Real people floss their teeth, yes. But real people also sit at the dinner table and eat; real people defecate; real people pick their noses and a few eat the treasures they find. That doesn't mean the reader wants a detailed description about how many times the character chews his food, unless it lends something to the story. Readers don't necessarily want to read about how well or ill-formed a character's poop is unless they've been poisoned and it's a part of the plot. And unless the character is a child or someone elderly whose filters are gone, I can't imagine wanting to read about someone eating boogers.

Real people do boring things; we either write them in a way that makes them not boring, or we leave them out.

Mostly, we leave them out.

Luckily, she got where I was coming from. And perhaps not so luckily, I gave someone else an idea for one of their secondary characters, an old woman in a hospital bed; she thinks it would be wickedly funny if the protagonist, on visiting her, finds her digging in her nose and popping what she mines right into her mouth without a second thought about it.

Glad to be of service.

I don't often spend much time contemplating what it's like to be a writer, and what that might mean to someone who wants to be where I am, even if it's not under contract to one of the Big Six. When I think about it, I guess it would be like me sitting down with someone who is playing in the big leagues. I do know several writers who are (and frankly, they're not thrilled to know a whole bunch of indie writers outsell them regularly...) but to sit down with someone who's not just there but there? If I could get my brain to engage I think I'd be asking questions, too.

The problem would be getting my brain to engage. I doubt it would.

I really am quiet in person.


So. Now I get back to work, unless someone starts talking again, which seems likely, because holy crap, these people like to talk.

(Oh phfttt you know I enjoy it.)

I am sooo not winning NaNo this year...


11 November 2010

edit: In the time it took me to write and post this, Amazon took the book down. So, I basically offer my opinion here for...no good reason at all...
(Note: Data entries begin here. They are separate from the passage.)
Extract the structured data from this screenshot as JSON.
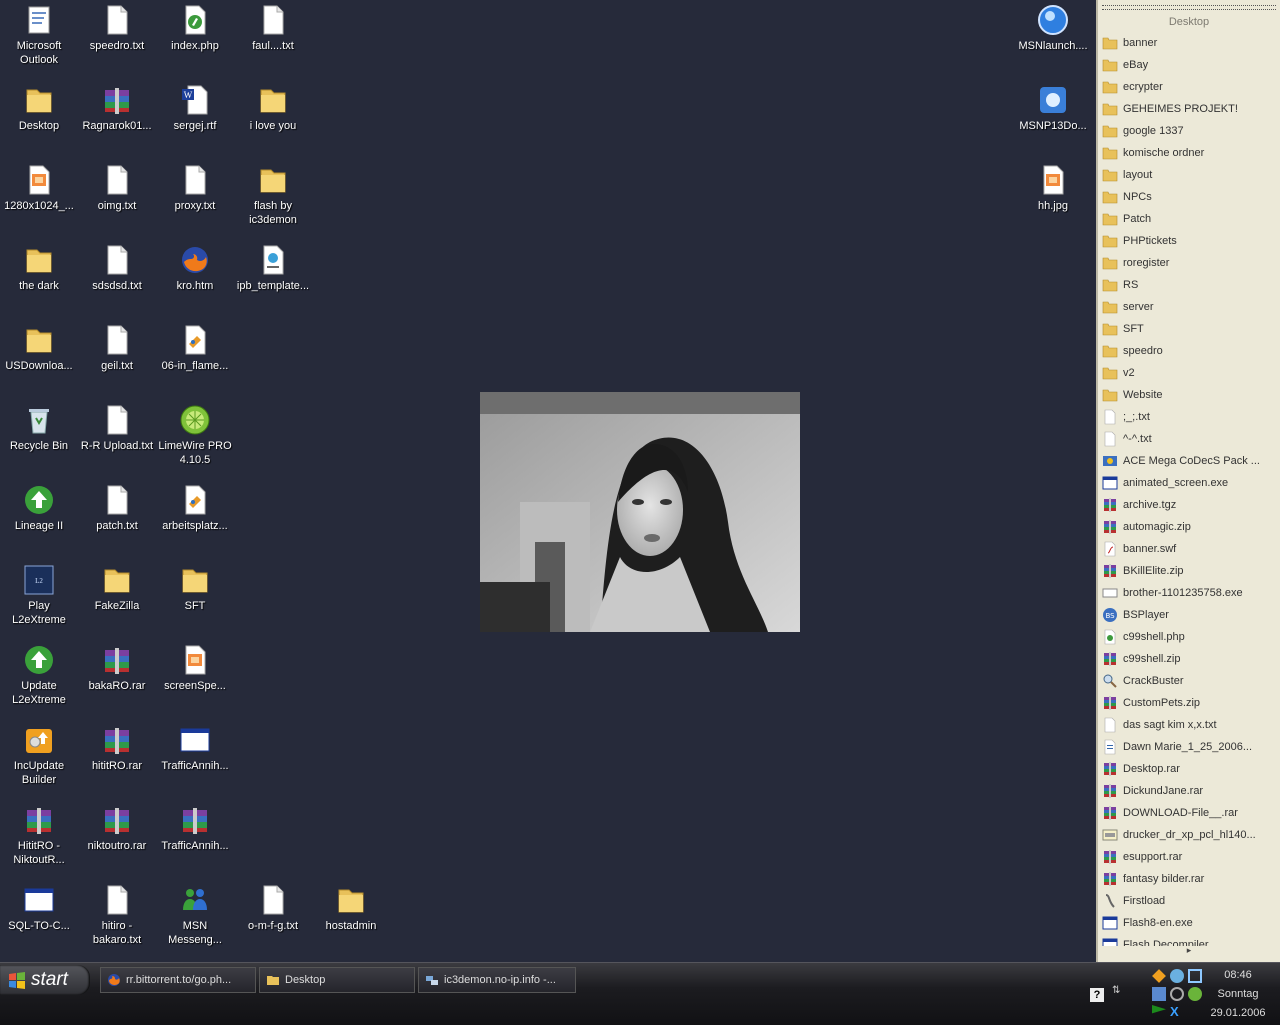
{
  "desktop_icons": [
    {
      "label": "Microsoft Outlook",
      "icon": "outlook-icon"
    },
    {
      "label": "speedro.txt",
      "icon": "text-file-icon"
    },
    {
      "label": "index.php",
      "icon": "php-file-icon"
    },
    {
      "label": "faul....txt",
      "icon": "text-file-icon"
    },
    {
      "label": "MSNlaunch....",
      "icon": "msn-launcher-icon"
    },
    {
      "label": "Desktop",
      "icon": "folder-icon"
    },
    {
      "label": "Ragnarok01...",
      "icon": "winrar-archive-icon"
    },
    {
      "label": "sergej.rtf",
      "icon": "word-document-icon"
    },
    {
      "label": "i love you",
      "icon": "folder-icon"
    },
    {
      "label": "MSNP13Do...",
      "icon": "msn-setup-icon"
    },
    {
      "label": "1280x1024_...",
      "icon": "image-file-icon"
    },
    {
      "label": "oimg.txt",
      "icon": "text-file-icon"
    },
    {
      "label": "proxy.txt",
      "icon": "text-file-icon"
    },
    {
      "label": "flash by ic3demon",
      "icon": "folder-icon"
    },
    {
      "label": "hh.jpg",
      "icon": "image-file-icon"
    },
    {
      "label": "the dark",
      "icon": "folder-icon"
    },
    {
      "label": "sdsdsd.txt",
      "icon": "text-file-icon"
    },
    {
      "label": "kro.htm",
      "icon": "firefox-html-icon"
    },
    {
      "label": "ipb_template...",
      "icon": "web-template-icon"
    },
    {
      "label": "USDownloa...",
      "icon": "folder-icon"
    },
    {
      "label": "geil.txt",
      "icon": "text-file-icon"
    },
    {
      "label": "06-in_flame...",
      "icon": "media-file-icon"
    },
    {
      "label": "Recycle Bin",
      "icon": "recycle-bin-icon"
    },
    {
      "label": "R-R Upload.txt",
      "icon": "text-file-icon"
    },
    {
      "label": "LimeWire PRO 4.10.5",
      "icon": "limewire-icon"
    },
    {
      "label": "Lineage II",
      "icon": "lineage-launcher-icon"
    },
    {
      "label": "patch.txt",
      "icon": "text-file-icon"
    },
    {
      "label": "arbeitsplatz...",
      "icon": "media-file-icon"
    },
    {
      "label": "Play L2eXtreme",
      "icon": "lineage-game-icon"
    },
    {
      "label": "FakeZilla",
      "icon": "folder-icon"
    },
    {
      "label": "SFT",
      "icon": "folder-icon"
    },
    {
      "label": "Update L2eXtreme",
      "icon": "lineage-launcher-icon"
    },
    {
      "label": "bakaRO.rar",
      "icon": "winrar-archive-icon"
    },
    {
      "label": "screenSpe...",
      "icon": "image-file-icon"
    },
    {
      "label": "IncUpdate Builder",
      "icon": "incupdate-icon"
    },
    {
      "label": "hititRO.rar",
      "icon": "winrar-archive-icon"
    },
    {
      "label": "TrafficAnnih...",
      "icon": "window-app-icon"
    },
    {
      "label": "HititRO - NiktoutR...",
      "icon": "winrar-archive-icon"
    },
    {
      "label": "niktoutro.rar",
      "icon": "winrar-archive-icon"
    },
    {
      "label": "TrafficAnnih...",
      "icon": "winrar-archive-icon"
    },
    {
      "label": "SQL-TO-C...",
      "icon": "window-app-icon"
    },
    {
      "label": "hitiro - bakaro.txt",
      "icon": "text-file-icon"
    },
    {
      "label": "MSN Messeng...",
      "icon": "msn-messenger-icon"
    },
    {
      "label": "o-m-f-g.txt",
      "icon": "text-file-icon"
    },
    {
      "label": "hostadmin",
      "icon": "folder-icon"
    }
  ],
  "side_panel": {
    "title": "Desktop",
    "items": [
      {
        "label": "banner",
        "icon": "folder-icon"
      },
      {
        "label": "eBay",
        "icon": "folder-icon"
      },
      {
        "label": "ecrypter",
        "icon": "folder-icon"
      },
      {
        "label": "GEHEIMES PROJEKT!",
        "icon": "folder-icon"
      },
      {
        "label": "google 1337",
        "icon": "folder-icon"
      },
      {
        "label": "komische ordner",
        "icon": "folder-icon"
      },
      {
        "label": "layout",
        "icon": "folder-icon"
      },
      {
        "label": "NPCs",
        "icon": "folder-icon"
      },
      {
        "label": "Patch",
        "icon": "folder-icon"
      },
      {
        "label": "PHPtickets",
        "icon": "folder-icon"
      },
      {
        "label": "roregister",
        "icon": "folder-icon"
      },
      {
        "label": "RS",
        "icon": "folder-icon"
      },
      {
        "label": "server",
        "icon": "folder-icon"
      },
      {
        "label": "SFT",
        "icon": "folder-icon"
      },
      {
        "label": "speedro",
        "icon": "folder-icon"
      },
      {
        "label": "v2",
        "icon": "folder-icon"
      },
      {
        "label": "Website",
        "icon": "folder-icon"
      },
      {
        "label": ";_;.txt",
        "icon": "text-file-icon"
      },
      {
        "label": "^-^.txt",
        "icon": "text-file-icon"
      },
      {
        "label": "ACE Mega CoDecS Pack ...",
        "icon": "codec-pack-icon"
      },
      {
        "label": "animated_screen.exe",
        "icon": "exe-icon"
      },
      {
        "label": "archive.tgz",
        "icon": "winrar-archive-icon"
      },
      {
        "label": "automagic.zip",
        "icon": "winrar-archive-icon"
      },
      {
        "label": "banner.swf",
        "icon": "flash-file-icon"
      },
      {
        "label": "BKillElite.zip",
        "icon": "winrar-archive-icon"
      },
      {
        "label": "brother-1101235758.exe",
        "icon": "installer-icon"
      },
      {
        "label": "BSPlayer",
        "icon": "bsplayer-icon"
      },
      {
        "label": "c99shell.php",
        "icon": "php-file-icon"
      },
      {
        "label": "c99shell.zip",
        "icon": "winrar-archive-icon"
      },
      {
        "label": "CrackBuster",
        "icon": "magnifier-icon"
      },
      {
        "label": "CustomPets.zip",
        "icon": "winrar-archive-icon"
      },
      {
        "label": "das sagt kim x,x.txt",
        "icon": "text-file-icon"
      },
      {
        "label": "Dawn Marie_1_25_2006...",
        "icon": "document-icon"
      },
      {
        "label": "Desktop.rar",
        "icon": "winrar-archive-icon"
      },
      {
        "label": "DickundJane.rar",
        "icon": "winrar-archive-icon"
      },
      {
        "label": "DOWNLOAD-File__.rar",
        "icon": "winrar-archive-icon"
      },
      {
        "label": "drucker_dr_xp_pcl_hl140...",
        "icon": "driver-icon"
      },
      {
        "label": "esupport.rar",
        "icon": "winrar-archive-icon"
      },
      {
        "label": "fantasy bilder.rar",
        "icon": "winrar-archive-icon"
      },
      {
        "label": "Firstload",
        "icon": "firstload-icon"
      },
      {
        "label": "Flash8-en.exe",
        "icon": "exe-icon"
      },
      {
        "label": "Flash Decompiler",
        "icon": "exe-icon"
      }
    ],
    "scroll_arrow": "▸"
  },
  "taskbar": {
    "start_label": "start",
    "buttons": [
      {
        "label": "rr.bittorrent.to/go.ph...",
        "icon": "firefox-icon"
      },
      {
        "label": "Desktop",
        "icon": "folder-icon"
      },
      {
        "label": "ic3demon.no-ip.info -...",
        "icon": "network-icon"
      }
    ],
    "clock": {
      "time": "08:46",
      "day": "Sonntag",
      "date": "29.01.2006"
    }
  },
  "colors": {
    "desktop_bg": "#262a3a",
    "panel_bg": "#ece9d8",
    "taskbar_bg": "#1c1c20"
  }
}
No, I won't be boycotting Amazon.

The Internet practically exploded yesterday over news that Amazon is selling a heinous-sounding book titled “The Pedophile's Guide To Love and Pleasure: A Child-Lover's Code Of Conduct.” I say heinous-sounding because I haven't read it and I'm not going to; I would assume that, based on the title, it's a piece of crap and not worth the effort to browse even the front matter, but I'm not going to bother.

I'm not even going to link to its Amazon page. Who the hell wants that in their search history?

If the book is as the title suggests—and that is a giant if—the writer is a sick fuck and I sure as hell don't want him lurking around my playground, but.


He had every right to write the book. Hitler had every right to write Mein Kampf. William Powell had every right to write The Anarchists Cookbook. There's a ton of crap out there, and people have the right to write it all.

You have the right to not read any of it.

Now, I take issue with Amazon saying to not sell it would be censorship, but my issue is more with the idea that they're using the wrong word there. If they edited the shit out of it before putting it out there, that would be closer to censorship. If Uncle Sam steps in and forces the book from sale, that would be closer to censorship. Amazon not selling it would simply be an exercise of a business decision. As a business, Amazon doesn't have to support a writer's right to free speech, and no, they don't have to sell the book.

But they're going to sell it, and based up their precedents, they should.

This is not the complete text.